At the same time, Novell also announced the commercial availability of the SUSE Linux Enterprise Virtual Machine Driver Pack. This is a bundle of Xen-compatible para-virtualized network, bus, and block device drivers that enable unmodified Windows and Linux guest operating systems to run with near-native performance in virtual environments on systems with Intel VT (virtualization technology) and AMD-V (virtualization) chip sets.
Some of this improved virtualization technology is now available for both the desktop, SLED, as well as the server, SLES. Novells Xen can run unmodified Windows Server 2003 R2, Windows Server 2000, Windows XP, Vista, and Red Hat Enterprise Linux 4/5 as clients, according to the company. VMware virtualization products are also supported on SLED, both as host and as a guest, including VMware Workstation, Server, Player.

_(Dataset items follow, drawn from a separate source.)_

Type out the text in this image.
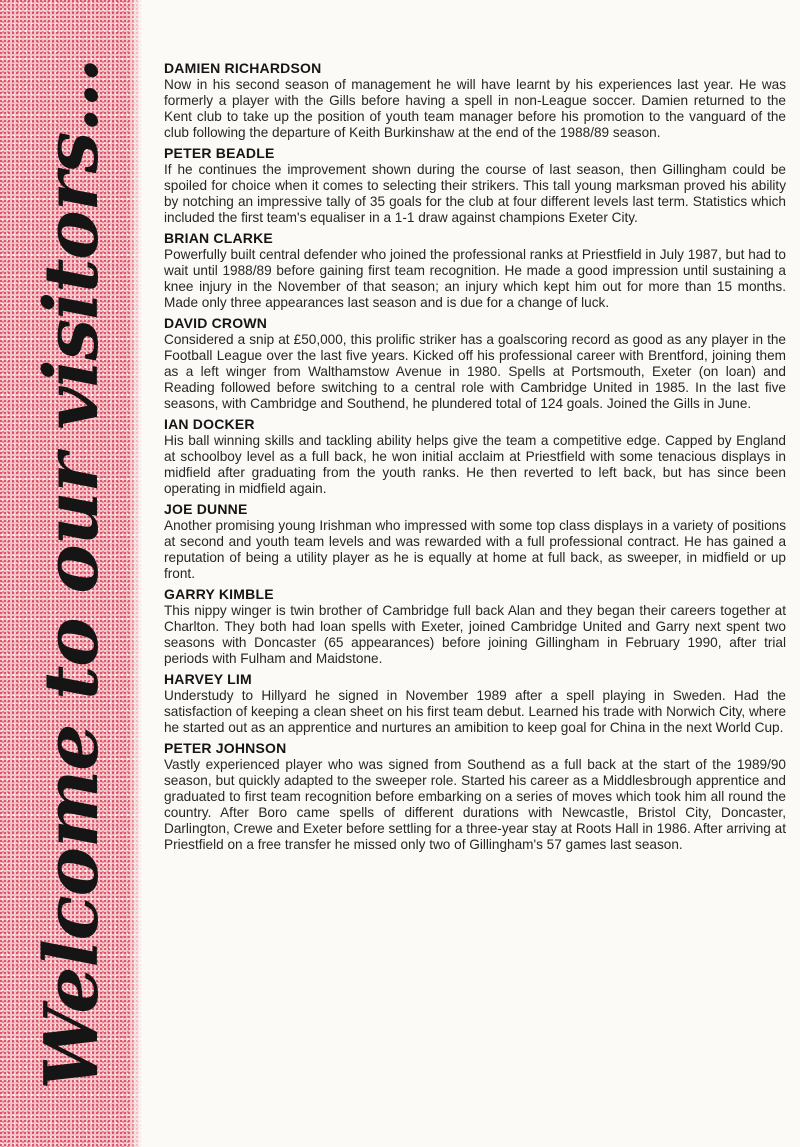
Welcome to our visitors...	DAMIEN RICHARDSON

Now in his second season of management he will have learnt by his experiences last year. He was formerly a player with the Gills before having a spell in non-League soccer. Damien returned to the Kent club to take up the position of youth team manager before his promotion to the vanguard of the club following the departure of Keith Burkinshaw at the end of the 1988/89 season.

PETER BEADLE

If he continues the improvement shown during the course of last season, then Gillingham could be spoiled for choice when it comes to selecting their strikers. This tall young marksman proved his ability by notching an impressive tally of 35 goals for the club at four different levels last term. Statistics which included the first team's equaliser in a 1-1 draw against champions Exeter City.

BRIAN CLARKE

Powerfully built central defender who joined the professional ranks at Priestfield in July 1987, but had to wait until 1988/89 before gaining first team recognition. He made a good impression until sustaining a knee injury in the November of that season; an injury which kept him out for more than 15 months. Made only three appearances last season and is due for a change of luck.

DAVID CROWN

Considered a snip at £50,000, this prolific striker has a goalscoring record as good as any player in the Football League over the last five years. Kicked off his professional career with Brentford, joining them as a left winger from Walthamstow Avenue in 1980. Spells at Portsmouth, Exeter (on loan) and Reading followed before switching to a central role with Cambridge United in 1985. In the last five seasons, with Cambridge and Southend, he plundered total of 124 goals. Joined the Gills in June.

IAN DOCKER

His ball winning skills and tackling ability helps give the team a competitive edge. Capped by England at schoolboy level as a full back, he won initial acclaim at Priestfield with some tenacious displays in midfield after graduating from the youth ranks. He then reverted to left back, but has since been operating in midfield again.

JOE DUNNE

Another promising young Irishman who impressed with some top class displays in a variety of positions at second and youth team levels and was rewarded with a full professional contract. He has gained a reputation of being a utility player as he is equally at home at full back, as sweeper, in midfield or up front.

GARRY KIMBLE

This nippy winger is twin brother of Cambridge full back Alan and they began their careers together at Charlton. They both had loan spells with Exeter, joined Cambridge United and Garry next spent two seasons with Doncaster (65 appearances) before joining Gillingham in February 1990, after trial periods with Fulham and Maidstone.

HARVEY LIM

Understudy to Hillyard he signed in November 1989 after a spell playing in Sweden. Had the satisfaction of keeping a clean sheet on his first team debut. Learned his trade with Norwich City, where he started out as an apprentice and nurtures an amibition to keep goal for China in the next World Cup.

PETER JOHNSON

Vastly experienced player who was signed from Southend as a full back at the start of the 1989/90 season, but quickly adapted to the sweeper role. Started his career as a Middlesbrough apprentice and graduated to first team recognition before embarking on a series of moves which took him all round the country. After Boro came spells of different durations with Newcastle, Bristol City, Doncaster, Darlington, Crewe and Exeter before settling for a three-year stay at Roots Hall in 1986. After arriving at Priestfield on a free transfer he missed only two of Gillingham's 57 games last season.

SUSE Linux Enterprise 10 SP1 also includes updated high-availability storage infrastructure and support for new processor technologies, including quad-core Intel Xeon and quad-core AMD Opteron processors, Novell said.

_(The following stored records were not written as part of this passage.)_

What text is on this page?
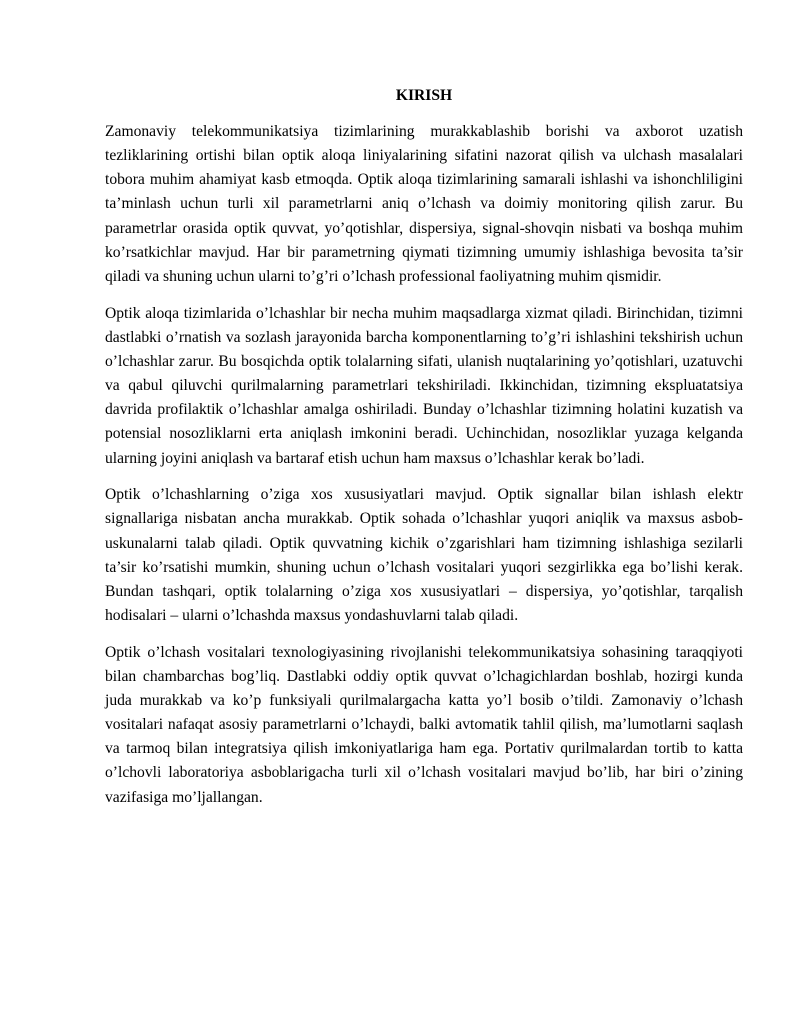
KIRISH

Zamonaviy telekommunikatsiya tizimlarining murakkablashib borishi va axborot uzatish tezliklarining ortishi bilan optik aloqa liniyalarining sifatini nazorat qilish va ulchash masalalari tobora muhim ahamiyat kasb etmoqda. Optik aloqa tizimlarining samarali ishlashi va ishonchliligini ta’minlash uchun turli xil parametrlarni aniq o’lchash va doimiy monitoring qilish zarur. Bu parametrlar orasida optik quvvat, yo’qotishlar, dispersiya, signal-shovqin nisbati va boshqa muhim ko’rsatkichlar mavjud. Har bir parametrning qiymati tizimning umumiy ishlashiga bevosita ta’sir qiladi va shuning uchun ularni to’g’ri o’lchash professional faoliyatning muhim qismidir.

Optik aloqa tizimlarida o’lchashlar bir necha muhim maqsadlarga xizmat qiladi. Birinchidan, tizimni dastlabki o’rnatish va sozlash jarayonida barcha komponentlarning to’g’ri ishlashini tekshirish uchun o’lchashlar zarur. Bu bosqichda optik tolalarning sifati, ulanish nuqtalarining yo’qotishlari, uzatuvchi va qabul qiluvchi qurilmalarning parametrlari tekshiriladi. Ikkinchidan, tizimning ekspluatatsiya davrida profilaktik o’lchashlar amalga oshiriladi. Bunday o’lchashlar tizimning holatini kuzatish va potensial nosozliklarni erta aniqlash imkonini beradi. Uchinchidan, nosozliklar yuzaga kelganda ularning joyini aniqlash va bartaraf etish uchun ham maxsus o’lchashlar kerak bo’ladi.

Optik o’lchashlarning o’ziga xos xususiyatlari mavjud. Optik signallar bilan ishlash elektr signallariga nisbatan ancha murakkab. Optik sohada o’lchashlar yuqori aniqlik va maxsus asbob-uskunalarni talab qiladi. Optik quvvatning kichik o’zgarishlari ham tizimning ishlashiga sezilarli ta’sir ko’rsatishi mumkin, shuning uchun o’lchash vositalari yuqori sezgirlikka ega bo’lishi kerak. Bundan tashqari, optik tolalarning o’ziga xos xususiyatlari – dispersiya, yo’qotishlar, tarqalish hodisalari – ularni o’lchashda maxsus yondashuvlarni talab qiladi.

Optik o’lchash vositalari texnologiyasining rivojlanishi telekommunikatsiya sohasining taraqqiyoti bilan chambarchas bog’liq. Dastlabki oddiy optik quvvat o’lchagichlardan boshlab, hozirgi kunda juda murakkab va ko’p funksiyali qurilmalargacha katta yo’l bosib o’tildi. Zamonaviy o’lchash vositalari nafaqat asosiy parametrlarni o’lchaydi, balki avtomatik tahlil qilish, ma’lumotlarni saqlash va tarmoq bilan integratsiya qilish imkoniyatlariga ham ega. Portativ qurilmalardan tortib to katta o’lchovli laboratoriya asboblarigacha turli xil o’lchash vositalari mavjud bo’lib, har biri o’zining vazifasiga mo’ljallangan.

For improved security, SP1 also includes home directory and partition encryption, the company added. System administrators are also able to bar SLED users from unlimited access to system functionality with the desktop lockdown tool, Sabayon (not to be confused with the Italian Linux distribution, Sabayon). This tool gives managers granular control over what desktop elements are available for end users. For example, you can restrict system access with it.